Vaccini, diffusione sotto 10%. Israele, Emirati e Bahrain primi

vaccini

di Antonio Amorosi – Per la diffusione dei vaccini sembra valere l’articolo quinto: chi ha più soldi ha vinto. Ma non solo. Per mesi si è parlato di urgenze nell’utilizzo dei preparati, di piani da organizzare in fretta per dosi da produrre immediatamente. Ora però si scopre che la maggioranza degli Stati vanno a rilento, per ritardi nelle consegne delle case farmaceutiche e per lentezze nell’organizzazione dei piani sanitari nazionali di diffusione. Ad esempio in Italia molte regioni non hanno ancora indicato una data per la distribuzione presso la popolazione e quelle che l’hanno indicata non sono ancora partite, anche per mancanza di scorte.

In questo momento, secondo University of Oxford, ai primi posti nel mondo per la somministrazione della preparazione vaccinale ci sono Israele, Emirati Arabia e Bahrain. I dati di University of Oxford restituiscono un quadro d’insieme non privo di difficoltà, al 30 gennaio (ultima data utile di confronto): se escludiamo i tre Stati citati e la Gran Bretagna, partita in anticipo e che li ha somministrati al 13,95% della popolazione, ogni Paese è di molto sotto la soglia del 10%. I Paesi occidentali hanno in massima parte investito sul vaccino Pfizer-Biontech.

Certo, il confronto è tra Stati che hanno numeri di abitanti differenti ma essendo questi gli unici organismi giuridicamente competenti a predisporre piani sanitari nazionali, per la diffusione territoriale presso la popolazione, è difficile trovare un altro termine di confronto.

Vaccini, strategie diverse

Se in questa fase non è ancora chiaro quanto e se le campagne vaccinali saranno efficaci e come (se si dovranno fare vaccinazioni ogni anno, ecc…), l’organizzazione della diffusione sembra lasciare a desiderare.

I dati a confronto sono netti: Israele ha già somministrato il vaccino Pfizer-Biontech a più del 54,72% della popolazione nazionale, a circa 5 milioni di abitanti su 9 milioni complessivi. C’è anche da aggiungere che Israele paga 56 dollari ogni dose, un costo molto elevato se consideriamo che l’Europa avrebbe pagato 19,5 dollari a dose e gli Usa 39 dollari.

Strategia diversa rispetto è stata adottata invece dagli Emirati Arabi Uniti e dal Bahrain che hanno registrato ufficialmente il vaccino contro il Coronavirus prodotto dal gigante farmaceutico cinese Sinopharm, azienda farmaceutica controllata dallo Stato cinese.

Rispetto ai vaccini statunitensi di Pfizer e Moderna, basati sulla nuova tecnologia dell’Rna messaggero, il vaccino Sinopharm, è basato sulla tradizionale tecnologia del virus inattivato, ha un costo ridotto ed è facilmente trasportabile.

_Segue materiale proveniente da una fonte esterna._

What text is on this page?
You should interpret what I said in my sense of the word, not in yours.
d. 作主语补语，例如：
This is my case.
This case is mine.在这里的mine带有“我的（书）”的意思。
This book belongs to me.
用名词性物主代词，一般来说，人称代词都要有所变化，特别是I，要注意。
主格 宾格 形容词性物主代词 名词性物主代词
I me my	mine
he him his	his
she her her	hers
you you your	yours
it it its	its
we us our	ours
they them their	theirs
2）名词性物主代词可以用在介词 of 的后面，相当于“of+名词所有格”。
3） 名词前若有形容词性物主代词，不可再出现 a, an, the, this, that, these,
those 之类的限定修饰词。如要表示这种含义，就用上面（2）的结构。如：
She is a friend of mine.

Troppo pochi dei vaccini giusti sono stati ordinati

Il ministro della Salute italiano Roberto Speranza ha presentato il 2 dicembre 2020 il nostro piano nazionale. Nella classifica della University of Oxford l’Italia si classifica sesta, avendo vaccinato il 3,16% della popolazione, 1.958.691 persone il 31 gennaio, mentre l’Unione Europa, nel complesso, è riuscita a vaccinare appena il 2% della sua popolazione. “La Commissione europea ha probabilmente pianificato in modo troppo burocratico il proprio piano”, ha spiegato Markus Soder, governatore della Baviera e leader della Csu locale, “troppo pochi dei vaccini giusti sono stati ordinati e il dibattito sui prezzi è andato avanti per troppo tempo”. Ma il quadro stagnante riguarda tantissimi Paesi.

Gli Usa hanno vaccinato l’8,94% della popolazione, che corrisponde a 29 milioni e mezzo di persone (mezza Italia). L’India è invece ferma all’0,27%, cioè 3,6 milioni di abitanti.